Near the end of the war, the retreating Nazis tried to blow up the installation, because they didn't want the Allies to use it after they were gone. But many of the structures on the site — including Hitler's bunker, which was designed to withstand an attack — remain intact, while others exist today as ruins. In either case, nature has taken its course in the nearly 70 years since the place was abandoned. Plants and trees grow atop the rubble, while moss and grass cover the sides and tops of the buildings where the highest-ranking Nazi officials once stayed, including the Fuhrer himself, who spent more than 800 days there.
Wolf's Lair, once a site where so much death and destruction was plotted by some of history's most notoriously evil men, is now a tranquil spot in the middle of a forest, where animals make their homes and visitors can walk peacefully through the deep foliage. Creation has reclaimed this place. Life is abundant in a location once symbolic of death.
The visit to that spot in northern Poland reminded me of the many times I've been hiking in the woods here in the Pacific Northwest, when I've come across young, healthy trees growing atop the fallen, decaying remains of dead ones — literally, a rotted-out trunk or stump holds the roots of a new tree, probably the same species as the one that died.
New life emerges from death. Healing and renewal surfaces from brokenness and injury. Creation displays this pattern over and over again. Visitors to the blast zone of Mount Saint Helens in Washington state, which erupted with cataclysmic force in May 1980, will still find a desolate moonscape more than three decades later. But they'll also find beautiful, fragile wildflowers, young trees growing beside the skeletons of the ones decimated in the eruption, and animals living in the area of destruction. It's another testament to the healing process that takes place over time, even amidst the worst kind of devastation. Someday, Mount Saint Helens will be fully restored — probably not while any of us are still around, but someday.

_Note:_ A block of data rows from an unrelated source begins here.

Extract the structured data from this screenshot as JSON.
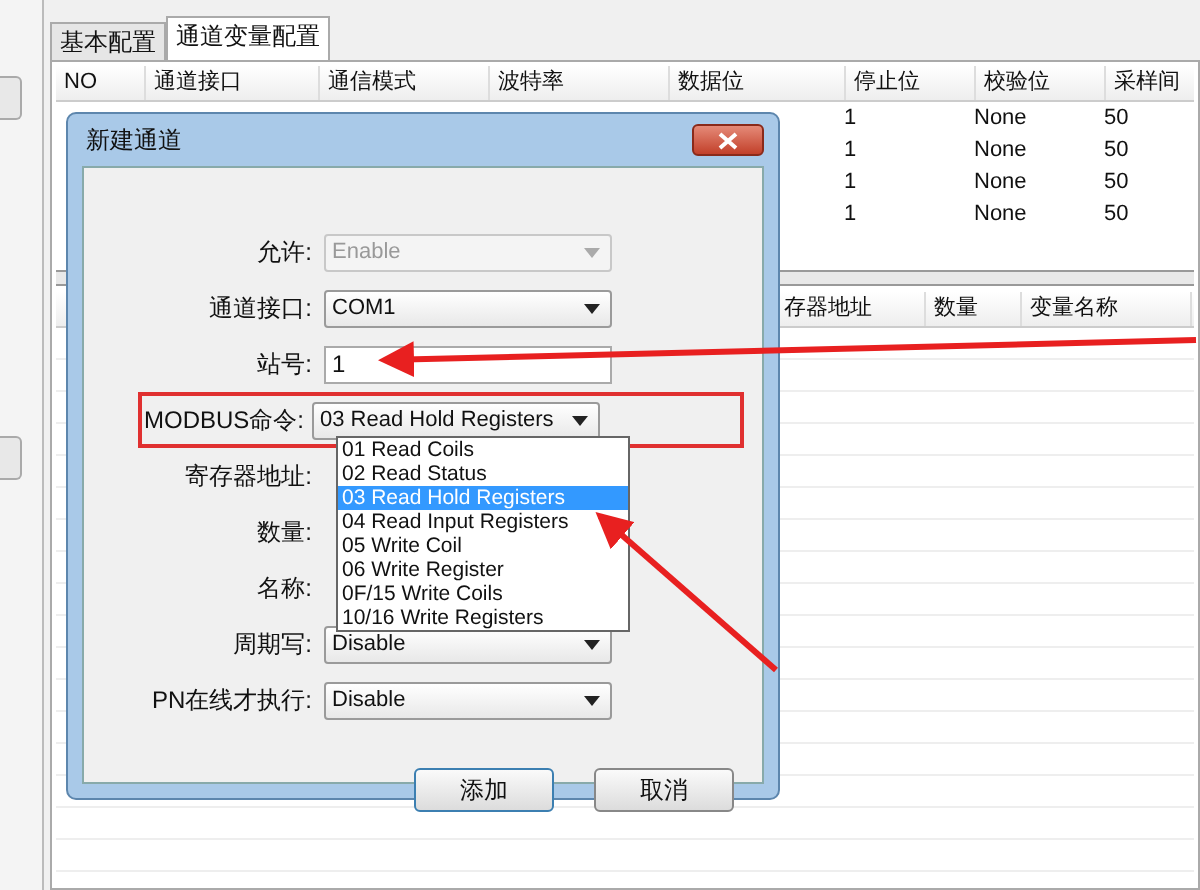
{
  "tabs": [
    {
      "label": "基本配置",
      "selected": false
    },
    {
      "label": "通道变量配置",
      "selected": true
    }
  ],
  "channel_table": {
    "columns": [
      "NO",
      "通道接口",
      "通信模式",
      "波特率",
      "数据位",
      "停止位",
      "校验位",
      "采样间"
    ],
    "rows": [
      {
        "stop_bits": "1",
        "parity": "None",
        "sample_interval": "50"
      },
      {
        "stop_bits": "1",
        "parity": "None",
        "sample_interval": "50"
      },
      {
        "stop_bits": "1",
        "parity": "None",
        "sample_interval": "50"
      },
      {
        "stop_bits": "1",
        "parity": "None",
        "sample_interval": "50"
      }
    ]
  },
  "variable_table": {
    "columns": [
      "存器地址",
      "数量",
      "变量名称"
    ]
  },
  "dialog": {
    "title": "新建通道",
    "fields": [
      {
        "label": "允许:",
        "kind": "dropdown",
        "value": "Enable",
        "disabled": true
      },
      {
        "label": "通道接口:",
        "kind": "dropdown",
        "value": "COM1",
        "disabled": false
      },
      {
        "label": "站号:",
        "kind": "input",
        "value": "1",
        "disabled": false
      },
      {
        "label": "MODBUS命令:",
        "kind": "dropdown",
        "value": "03 Read Hold Registers",
        "disabled": false
      },
      {
        "label": "寄存器地址:",
        "kind": "hidden"
      },
      {
        "label": "数量:",
        "kind": "hidden"
      },
      {
        "label": "名称:",
        "kind": "hidden"
      },
      {
        "label": "周期写:",
        "kind": "dropdown",
        "value": "Disable",
        "disabled": false
      },
      {
        "label": "PN在线才执行:",
        "kind": "dropdown",
        "value": "Disable",
        "disabled": false
      }
    ],
    "dropdown_list": {
      "options": [
        {
          "label": "01 Read Coils",
          "selected": false
        },
        {
          "label": "02 Read Status",
          "selected": false
        },
        {
          "label": "03 Read Hold Registers",
          "selected": true
        },
        {
          "label": "04 Read Input Registers",
          "selected": false
        },
        {
          "label": "05 Write Coil",
          "selected": false
        },
        {
          "label": "06 Write Register",
          "selected": false
        },
        {
          "label": "0F/15 Write Coils",
          "selected": false
        },
        {
          "label": "10/16 Write Registers",
          "selected": false
        }
      ]
    },
    "buttons": [
      "添加",
      "取消"
    ]
  }
}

I have several friends who are atheists. I would never judge them. I can't. In fact, they probably have many of the same questions about God that I do. Why do so many of his followers act like holier-than-thou assholes? And how does a supposedly loving, benevolent God let terrible things happen to good people? One of the oldest spiritual dilemmas in human history has never been — can't — be satisfactorily explained.
|God's presence — and his design for the order of the|
universe — is evident even in the midst of trials.

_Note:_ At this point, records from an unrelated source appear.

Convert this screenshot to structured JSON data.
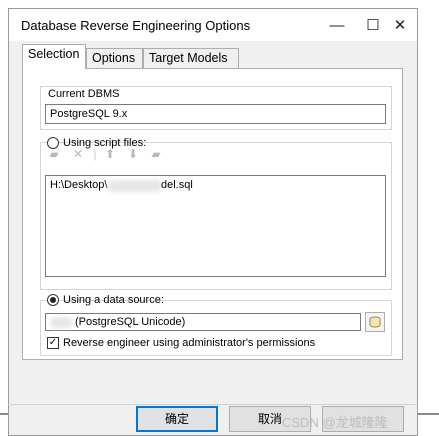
{
  "window": {
    "title": "Database Reverse Engineering Options",
    "minimize_glyph": "—",
    "maximize_glyph": "☐",
    "close_glyph": "✕"
  },
  "tabs": [
    {
      "label": "Selection",
      "active": true
    },
    {
      "label": "Options",
      "active": false
    },
    {
      "label": "Target Models",
      "active": false
    }
  ],
  "selection": {
    "current_dbms_label": "Current DBMS",
    "current_dbms_value": "PostgreSQL 9.x",
    "script_files_label": "Using script files:",
    "script_files_selected": false,
    "script_toolbar_icons": [
      "add-file-icon",
      "delete-icon",
      "move-up-icon",
      "move-down-icon",
      "add-folder-icon"
    ],
    "script_files": [
      {
        "prefix": "H:\\Desktop\\",
        "suffix": "del.sql"
      }
    ],
    "data_source_label": "Using a data source:",
    "data_source_selected": true,
    "data_source_value": "(PostgreSQL Unicode)",
    "admin_permissions_label": "Reverse engineer using administrator's permissions",
    "admin_permissions_checked": true
  },
  "buttons": {
    "ok": "确定",
    "cancel": "取消"
  },
  "watermark": "CSDN @龙城隆隆"
}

Second, bad things do happen: Sickness. Death. Injury. Disaster. Destruction. War. Hate. Discrimination. Addiction. Rejection. Broken relationships. Resentment. Anger. The list goes on. Some of these maladies are resolved or healed in our lifetimes; others, like the death of a loved one, are not, which makes coping even harder. We can't explain why these things occur, or why a loving God would allow them. In frustration — or perhaps desperation — it's easy to conclude that if there is a God, he isn't good, or perhaps, he simply doesn't exist. I understand that line of thinking. I've been close to it numerous times.

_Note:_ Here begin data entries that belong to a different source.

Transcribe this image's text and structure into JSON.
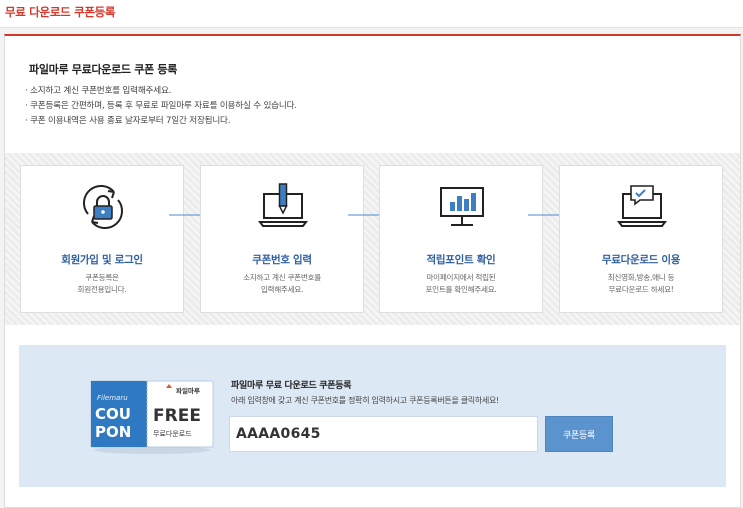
{
  "header": {
    "title": "무료 다운로드 쿠폰등록"
  },
  "intro": {
    "title": "파일마루 무료다운로드 쿠폰 등록",
    "lines": [
      "· 소지하고 계신 쿠폰번호를 입력해주세요.",
      "· 쿠폰등록은 간편하며, 등록 후 무료로 파일마루 자료를 이용하실 수 있습니다.",
      "· 쿠폰 이용내역은 사용 종료 날자로부터 7일간 저장됩니다."
    ]
  },
  "steps": [
    {
      "title": "회원가입 및 로그인",
      "desc": [
        "쿠폰등록은",
        "회원전용입니다."
      ],
      "icon": "lock-refresh-icon"
    },
    {
      "title": "쿠폰번호 입력",
      "desc": [
        "소지하고 계신 쿠폰번호를",
        "입력해주세요."
      ],
      "icon": "laptop-pen-icon"
    },
    {
      "title": "적립포인트 확인",
      "desc": [
        "마이페이지에서 적립된",
        "포인트를 확인해주세요."
      ],
      "icon": "monitor-chart-icon"
    },
    {
      "title": "무료다운로드 이용",
      "desc": [
        "최신영화,방송,애니 등",
        "무료다운로드 하세요!"
      ],
      "icon": "laptop-message-icon"
    }
  ],
  "coupon": {
    "brand": "파일마루",
    "filemaru": "Filemaru",
    "cou": "COU",
    "pon": "PON",
    "free": "FREE",
    "free_sub": "무료다운로드"
  },
  "form": {
    "title": "파일마루 무료 다운로드 쿠폰등록",
    "desc": "아래 입력창에 갖고 계신 쿠폰번호를 정확히 입력하시고 쿠폰등록버튼을 클릭하세요!",
    "code_value": "AAAA0645",
    "button_label": "쿠폰등록"
  },
  "colors": {
    "accent_red": "#d4382b",
    "step_title_blue": "#2f5fa3",
    "coupon_bg": "#dde8f5",
    "button_blue": "#5b93cf"
  }
}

But if I can't explain why misfortune strikes, I can say that the belief in a sovereign God lends it greater meaning and makes it easier to endure. In the same way that he symbolically uses night, day, and seasons to assure us that dark periods will never be permanent, he shows us repeated instances of death giving way to new life, and affliction giving way to healing and renewal. It's why nature repairs and regenerates itself constantly. It's why we hear stories of Rwandan genocide victims offering forgiveness to perpetrators who once committed unspeakable evil. And it's why the greatest, most important story of God's relationship with mankind is one in which he became human, died, and rose again, to overcome death and despair forever. Yes, God himself faced adversity that, though it was inexplicable to observers at the time, ultimately changed the course of human history.
About five years ago, when I first arrived in Seattle, my friend who accompanied me on the cross-country trip took the picture above, which shows the sun breaking through some very heavy clouds over Puget Sound. Each time I look at it, I'm reminded that God created a universe in which evidence of his presence, glory, and goodness can be seen even in the midst of gray, foreboding, or bleak circumstances. When I face adversity in my own life, that's a concept in which I try to take heart.